Gay men in America are seeing a nationwide shift toward acceptance of their sexual orientation, yet when it comes to donating blood, they’re still treated as second-class — and the Food and Drug Administration is now under pressure to take another look at its 30-year-old policy.
The FDA, which dictates the rules relating to blood drives in the U.S., still places gay men on the list of those who do not qualify to give blood, a decision made in the 1980s when the country was in the midst of a fairly new epidemic not largely understood: HIV/AIDS.
The American Medical Association has now deemed the FDA’s decision discriminatory, calling for a rollback of the policy.
“The lifetime ban on blood donation for men who have sex with men is discriminatory and not based on sound science,” AMA Board Member Dr.

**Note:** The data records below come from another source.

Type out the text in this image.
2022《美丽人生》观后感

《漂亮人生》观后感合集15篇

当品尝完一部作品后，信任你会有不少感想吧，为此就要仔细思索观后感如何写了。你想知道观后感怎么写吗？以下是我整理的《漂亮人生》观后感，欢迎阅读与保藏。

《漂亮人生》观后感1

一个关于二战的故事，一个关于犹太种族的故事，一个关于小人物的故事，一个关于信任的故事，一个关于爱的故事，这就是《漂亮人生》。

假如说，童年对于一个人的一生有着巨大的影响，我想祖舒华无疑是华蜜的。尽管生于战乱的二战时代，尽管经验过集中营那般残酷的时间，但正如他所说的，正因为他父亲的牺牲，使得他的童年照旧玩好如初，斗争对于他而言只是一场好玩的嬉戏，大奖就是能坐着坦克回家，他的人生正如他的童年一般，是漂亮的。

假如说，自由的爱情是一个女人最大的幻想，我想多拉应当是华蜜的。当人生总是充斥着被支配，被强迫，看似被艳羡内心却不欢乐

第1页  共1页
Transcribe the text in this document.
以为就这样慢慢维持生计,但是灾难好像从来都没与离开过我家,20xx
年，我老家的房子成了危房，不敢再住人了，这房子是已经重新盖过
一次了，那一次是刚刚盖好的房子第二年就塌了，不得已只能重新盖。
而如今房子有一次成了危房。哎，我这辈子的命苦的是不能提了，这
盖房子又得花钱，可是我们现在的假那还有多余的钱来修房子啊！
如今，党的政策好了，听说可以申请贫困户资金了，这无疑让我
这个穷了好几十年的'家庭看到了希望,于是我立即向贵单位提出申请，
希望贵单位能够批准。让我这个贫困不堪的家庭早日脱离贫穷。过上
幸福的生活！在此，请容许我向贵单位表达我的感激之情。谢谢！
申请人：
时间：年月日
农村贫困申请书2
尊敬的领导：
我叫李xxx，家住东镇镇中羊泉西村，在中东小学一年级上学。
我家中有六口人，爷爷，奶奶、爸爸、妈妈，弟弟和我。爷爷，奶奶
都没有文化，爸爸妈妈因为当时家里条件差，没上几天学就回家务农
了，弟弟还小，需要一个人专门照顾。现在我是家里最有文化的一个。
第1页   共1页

William Kobler told ABC News in a statement. “This new policy urges a federal policy change to ensure blood donation bans or deferrals are applied to donors according to their individual level of risk and are not based on sexual orientation alone.”
In 2010, the U.S. Department of Health and Human Services and the Red Cross came together and recommended that the ban be overturned, calling instead for an amendment to the clause — one which would still target gay men but allow those who have abstained from unsafe sex to give blood.
According to the Associated Press, the Department of Health and Human Services is carrying out a study to satisfy the requirements of the FDA, which has claimed the ban will not be lifted until scientific evidence proves it would not put the greater public at risk.
Yet those who are opposed to the ban can’t understand why another study is needed. According to the FDA, only 1 in 2 million blood transfusions leads to HIV infections. However, according to the FDA, that’s one too many.
“FDA’s deferral policy is based on the documented increased risk of certain transfusion transmissible infections, such as HIV, associated with male-to-male sex and is not based on any judgment concerning the donor’s sexual orientation,” it states on the FDA website.
The argument on behalf of the FDA rests in statistics, yet it doesn’t explain the recent efforts by the FDA to resist attempts to overturn the ban. Sixty-one percent of new HIV cases are reported within the gay male community, according to the FDA.
However, as noted by writer Piper Hoffman, the disease is not inherently associated with male sex. Instead, it’s associated with unsafe sex, which is the root of the problem.
When the ban was implemented, it also took into account the lack of testing necessary to ensure infected blood was not passed down to recipients. Now, all donated blood is tested to ensure it’s safe for blood transfusions.